Premier long-métrage de Stanley Kwan, pendant hongkongais de Mikio Naruse ou de Douglas Sirk, Women se pose en quelque sorte en alternative au Kramer contre Kramer, sorti quelques années plus tôt. Excepté que Stanley Kwan se concentre principalement sur le personnage féminin (superbe Cora Miao), avide de se reconstruire et soucieuse d’opter pour le bon choix, quand son mari volage revient pour recoller les morceaux. Le cinéaste portraiture à merveille une société toute patriarcale qui écrase épouses, divorcées ou célibataires.

De fait, il désigne les coupables avérés, des hommes sans scrupules qui n’hésitent pas à prendre sans offrir alors que que leurs compagnes souffrent en silence. Liang s’interroge tandis que ses amies s’efforcent de trouver l’amour, le réconfort ou encore, une raison de vivre. La scène durant laquelle la figure forte de la sororité attente à ses jours interpelle, aussi bien par sa beauté que par sa violence. Après avoir recouru aux services d’un prostitué, elle finit par se tailler les veines, s’évanouit pendant que que le téléphone résonne…

Stanley Kwan nous fait ressentir cette misère sentimentale qui anime ses protagonistes. Heureusement, une solidarité sincère les lie, les affranchissant d’une toxicité masculine, symbolisée par Derek. Séducteur, manipulateur, menteur, l’ancien époux possède toutes les caractéristiques du pervers narcissique (comme quoi Stanley Kwan n’a pas attendu les années deux mille pour en parler) et use des plus villes bassesses pour parvenir à ses fins. Son duel vidéoludique avec Chang souligne l’étendue de sa faiblesse et l’étonnante maturité affichée par son adversaire. Une façon comme une autre pour le réalisateur de critiquer la lâcheté des adultes… qu’une conclusion ouverte viendra contrebalancer, pour le meilleur ou pour le pire.

Film hongkongais de Stanley Kwan avec Cora Miao, Chow Yun-Fat. Durée 1h36. 1984. Reprise le 12 mars 2025

Love in a Fallen City : touchée par la grâce

Un avant Stanley Kwan, Ann Hui réunissait déjà Cora Miao et Chow Yun-Fat à l’écran à l’occasion de son mélodrame, Love in a Fallen City. La réalisatrice démontre tout du long sa capacité à resserrer le cadre et l’espace, à confiner les enjeux bien que la guerre s’apprête à frapper aux portes des uns et des autres. Veuve encore éplorée, Liu vit désormais sous le même toit que sa belle famille et subit moult réprimandes et humiliations. Cependant, son destin change lorsqu’un riche homme d’affaires s’éprend d’elle et l’emmène avec lui à Hong-Kong.

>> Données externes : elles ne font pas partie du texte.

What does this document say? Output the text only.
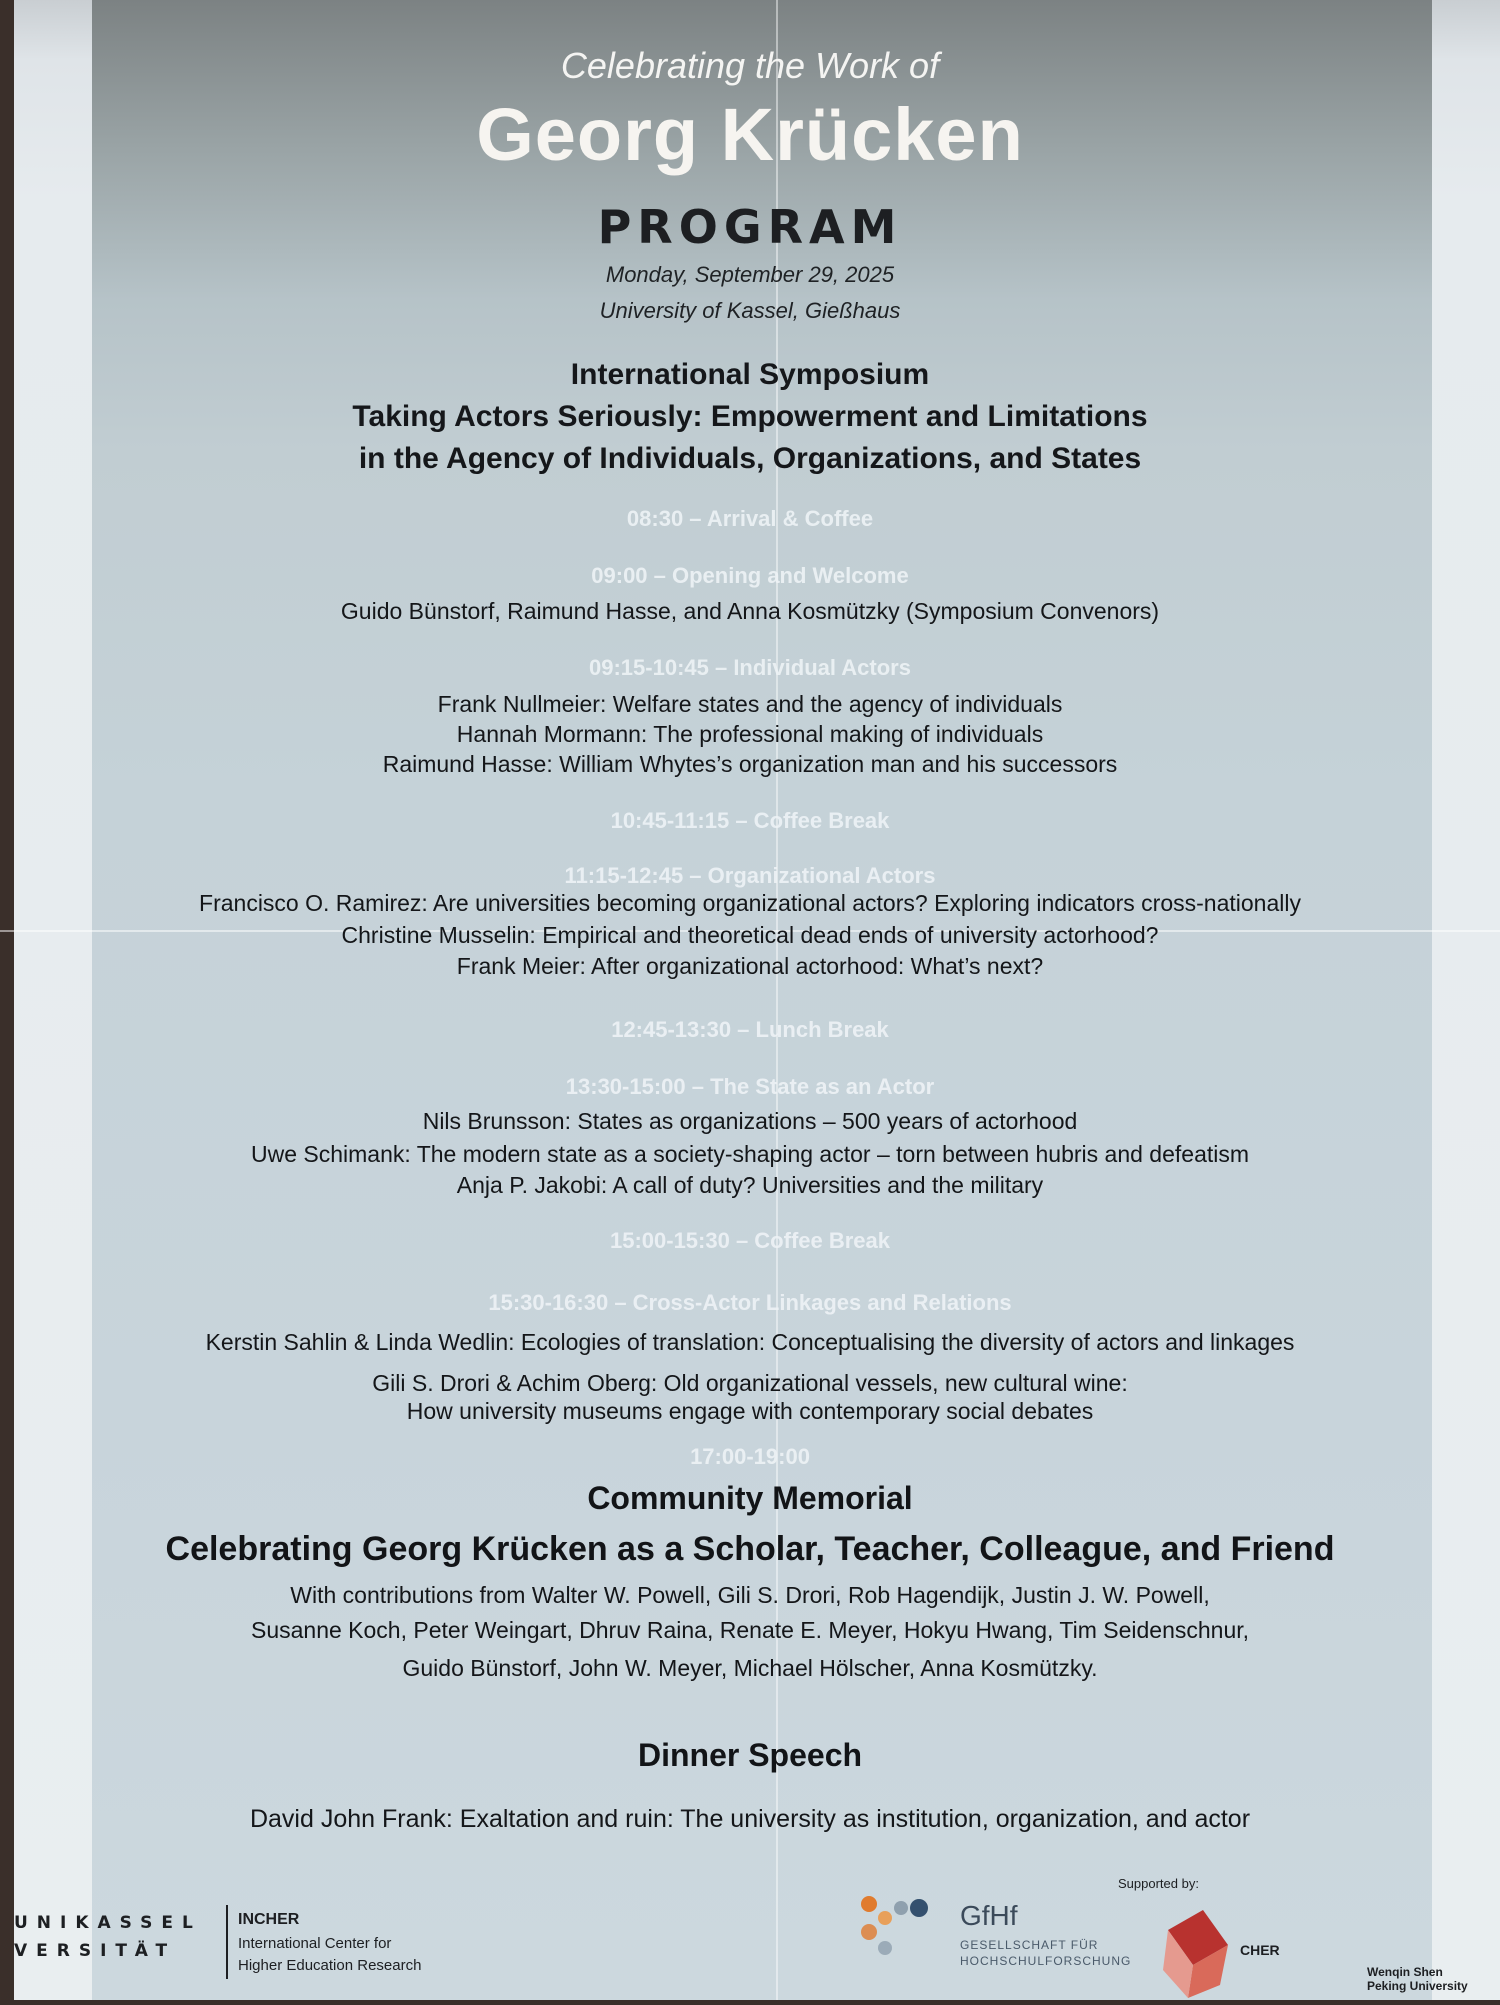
Celebrating the Work of
Georg Krücken
PROGRAM
Monday, September 29, 2025
University of Kassel, Gießhaus
International Symposium
Taking Actors Seriously: Empowerment and Limitations
in the Agency of Individuals, Organizations, and States
08:30 – Arrival & Coffee
09:00 – Opening and Welcome
Guido Bünstorf, Raimund Hasse, and Anna Kosmützky (Symposium Convenors)
09:15-10:45 – Individual Actors
Frank Nullmeier: Welfare states and the agency of individuals
Hannah Mormann: The professional making of individuals
Raimund Hasse: William Whytes’s organization man and his successors
10:45-11:15 – Coffee Break
11:15-12:45 – Organizational Actors
Francisco O. Ramirez: Are universities becoming organizational actors? Exploring indicators cross-nationally
Christine Musselin: Empirical and theoretical dead ends of university actorhood?
Frank Meier: After organizational actorhood: What’s next?
12:45-13:30 – Lunch Break
13:30-15:00 – The State as an Actor
Nils Brunsson: States as organizations – 500 years of actorhood
Uwe Schimank: The modern state as a society-shaping actor – torn between hubris and defeatism
Anja P. Jakobi: A call of duty? Universities and the military
15:00-15:30 – Coffee Break
15:30-16:30 – Cross-Actor Linkages and Relations
Kerstin Sahlin & Linda Wedlin: Ecologies of translation: Conceptualising the diversity of actors and linkages
Gili S. Drori & Achim Oberg: Old organizational vessels, new cultural wine:
How university museums engage with contemporary social debates
17:00-19:00
Community Memorial
Celebrating Georg Krücken as a Scholar, Teacher, Colleague, and Friend
With contributions from Walter W. Powell, Gili S. Drori, Rob Hagendijk, Justin J. W. Powell,
Susanne Koch, Peter Weingart, Dhruv Raina, Renate E. Meyer, Hokyu Hwang, Tim Seidenschnur,
Guido Bünstorf, John W. Meyer, Michael Hölscher, Anna Kosmützky.
Dinner Speech
David John Frank: Exaltation and ruin: The university as institution, organization, and actor
UNIKASSEL
VERSITÄT
INCHER
International Center for
Higher Education Research
GfHf
GESELLSCHAFT FÜR
HOCHSCHULFORSCHUNG
Supported by:
CHER
Wenqin Shen
Peking University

Telle une Cendrillon chinoise, Liang rencontre un prince certes charmant, mais qui refuse de s’engager officiellement. Une situation embarrassante dans la Chine des années trente, plus que jamais ancrée dans les traditions. Un décor illustré de main de maître par la cinéaste, au cours d’une exposition toute théâtrale qui décrit les contraintes imposées aux femmes et la rivalité qui les divise quand un prétendant pointe à l’horizon. Voilà pourquoi Hong-Kong incarne cette terre de liberté pour une héroïne à détermination sans faille, qui plie comme un roseau (ou plutôt abaisse son regard), mais ne déroge pas à ses principes.

« Une femme se marie pour honorer ses parents. Mais quand elle se remarie, c’est pour elle », déclare Liang à un soupirant, nanti des meilleures intentions, mais qui refuse de se confronter aux normes sociales en l’épousant. Le couple se livre à un marivaudage lascif, presque mutique, que la poésie d’Ann Hui vient sublimer, lors de séquences mémorables. Ainsi, comment ne pas être touché au moment où Fan se confesse à celle qu’il aime par téléphone, bien qu’ils soient séparés uniquement par le mur d’un hôtel.

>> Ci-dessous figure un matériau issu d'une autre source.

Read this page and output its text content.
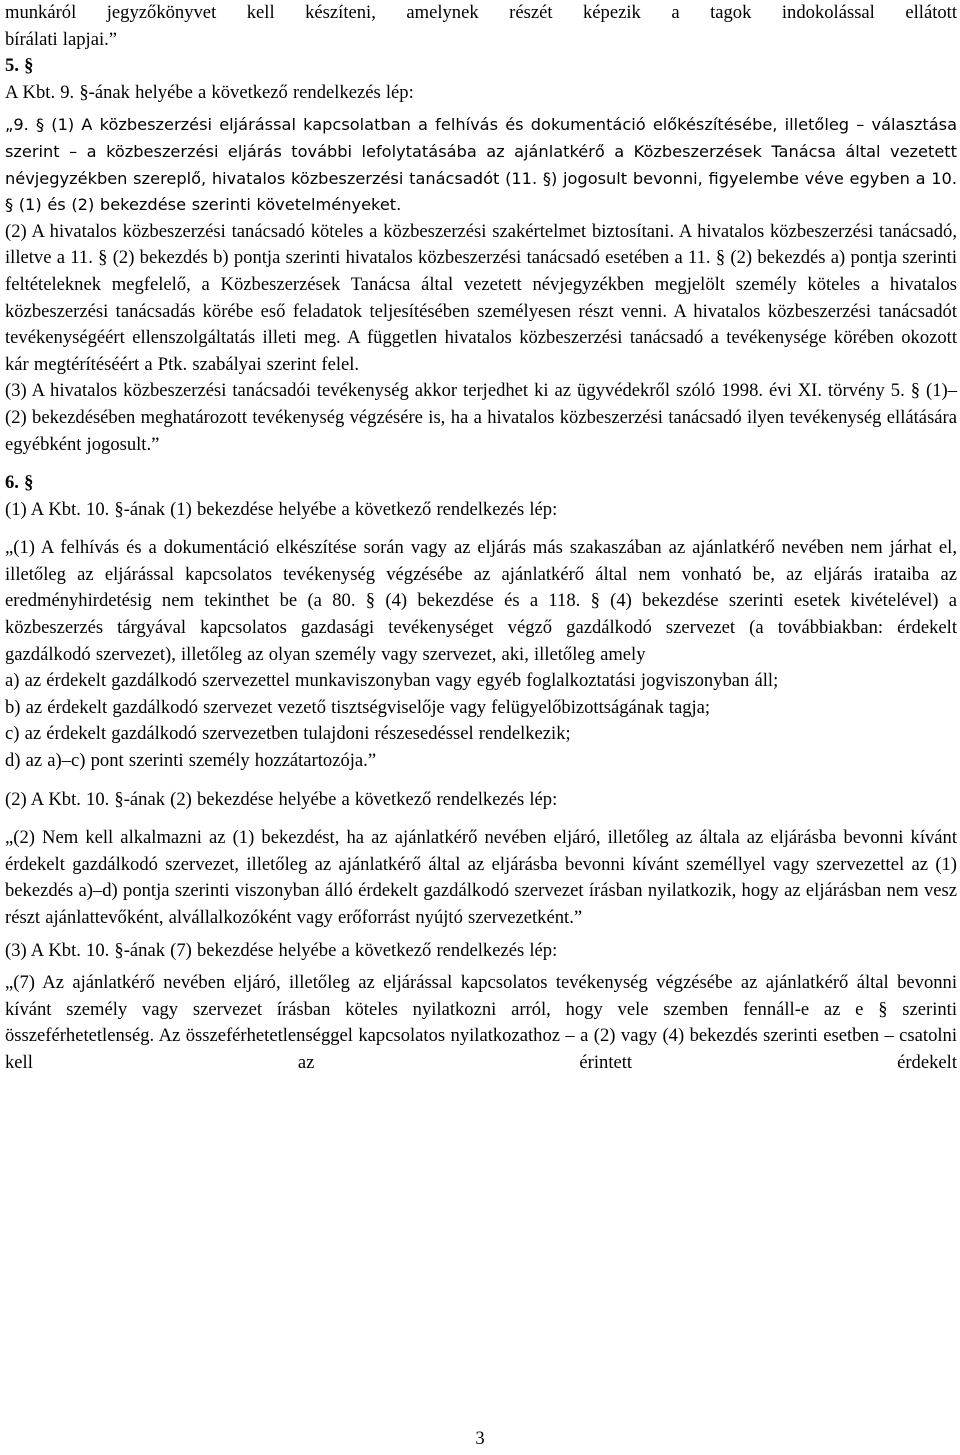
munkáról jegyzőkönyvet kell készíteni, amelynek részét képezik a tagok indokolással ellátott

bírálati lapjai.”

5. §

A Kbt. 9. §-ának helyébe a következő rendelkezés lép:

„9. § (1) A közbeszerzési eljárással kapcsolatban a felhívás és dokumentáció előkészítésébe, illetőleg – választása szerint – a közbeszerzési eljárás további lefolytatásába az ajánlatkérő a Közbeszerzések Tanácsa által vezetett névjegyzékben szereplő, hivatalos közbeszerzési tanácsadót (11. §) jogosult bevonni, figyelembe véve egyben a 10. § (1) és (2) bekezdése szerinti követelményeket.

(2) A hivatalos közbeszerzési tanácsadó köteles a közbeszerzési szakértelmet biztosítani. A hivatalos közbeszerzési tanácsadó, illetve a 11. § (2) bekezdés b) pontja szerinti hivatalos közbeszerzési tanácsadó esetében a 11. § (2) bekezdés a) pontja szerinti feltételeknek megfelelő, a Közbeszerzések Tanácsa által vezetett névjegyzékben megjelölt személy köteles a hivatalos közbeszerzési tanácsadás körébe eső feladatok teljesítésében személyesen részt venni. A hivatalos közbeszerzési tanácsadót tevékenységéért ellenszolgáltatás illeti meg. A független hivatalos közbeszerzési tanácsadó a tevékenysége körében okozott kár megtérítéséért a Ptk. szabályai szerint felel.

(3) A hivatalos közbeszerzési tanácsadói tevékenység akkor terjedhet ki az ügyvédekről szóló 1998. évi XI. törvény 5. § (1)–(2) bekezdésében meghatározott tevékenység végzésére is, ha a hivatalos közbeszerzési tanácsadó ilyen tevékenység ellátására egyébként jogosult.”

6. §

(1) A Kbt. 10. §-ának (1) bekezdése helyébe a következő rendelkezés lép:

„(1) A felhívás és a dokumentáció elkészítése során vagy az eljárás más szakaszában az ajánlatkérő nevében nem járhat el, illetőleg az eljárással kapcsolatos tevékenység végzésébe az ajánlatkérő által nem vonható be, az eljárás irataiba az eredményhirdetésig nem tekinthet be (a 80. § (4) bekezdése és a 118. § (4) bekezdése szerinti esetek kivételével) a közbeszerzés tárgyával kapcsolatos gazdasági tevékenységet végző gazdálkodó szervezet (a továbbiakban: érdekelt gazdálkodó szervezet), illetőleg az olyan személy vagy szervezet, aki, illetőleg amely

a) az érdekelt gazdálkodó szervezettel munkaviszonyban vagy egyéb foglalkoztatási jogviszonyban áll;

b) az érdekelt gazdálkodó szervezet vezető tisztségviselője vagy felügyelőbizottságának tagja;

c) az érdekelt gazdálkodó szervezetben tulajdoni részesedéssel rendelkezik;

d) az a)–c) pont szerinti személy hozzátartozója.”

(2) A Kbt. 10. §-ának (2) bekezdése helyébe a következő rendelkezés lép:

„(2) Nem kell alkalmazni az (1) bekezdést, ha az ajánlatkérő nevében eljáró, illetőleg az általa az eljárásba bevonni kívánt érdekelt gazdálkodó szervezet, illetőleg az ajánlatkérő által az eljárásba bevonni kívánt személlyel vagy szervezettel az (1) bekezdés a)–d) pontja szerinti viszonyban álló érdekelt gazdálkodó szervezet írásban nyilatkozik, hogy az eljárásban nem vesz részt ajánlattevőként, alvállalkozóként vagy erőforrást nyújtó szervezetként.”

(3) A Kbt. 10. §-ának (7) bekezdése helyébe a következő rendelkezés lép:

„(7) Az ajánlatkérő nevében eljáró, illetőleg az eljárással kapcsolatos tevékenység végzésébe az ajánlatkérő által bevonni kívánt személy vagy szervezet írásban köteles nyilatkozni arról, hogy vele szemben fennáll-e az e § szerinti összeférhetetlenség. Az összeférhetetlenséggel kapcsolatos nyilatkozathoz – a (2) vagy (4) bekezdés szerinti esetben – csatolni kell az érintett érdekelt

3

Les ultimes instants d’un bonheur fugace, gâché dès que l’Histoire se remet en marche. La tragédie frappe et les actes de barbarie commis par l’armée japonaise ne sont jamais éludés. Ici, la garde se rend ou meurt tandis que les derniers espoirs s’évanouissent et que seul subsiste un rêve inachevé. On est saisi par le contraste entre une effroyable réalité et l’insouciance d’une période qui se termine dans un bain de sang.

Film hongkongais d’Ann Hui avec Cora Miao, Chow Yun-Fat. Durée 1h39. 1984. Reprise le 12 mars 2025.

Boat People

Un photographe japonais couvre la victoire de l’armée nord-vietnamienne sur son voisin du sud et sur l’ennemi américain. Trois ans plus tard, il revient dans le pays, constater de ses propres yeux, les progrès accomplis dans la reconstruction d’une nation qui a tant souffert. Les officiels lui présentent un paradis qui se révèle rapidement faussement idyllique. Et les portes de l’enfer se referment sur cet homme courageux qui s’aperçoit peu à peu des horreurs perpétrées par un régime inique.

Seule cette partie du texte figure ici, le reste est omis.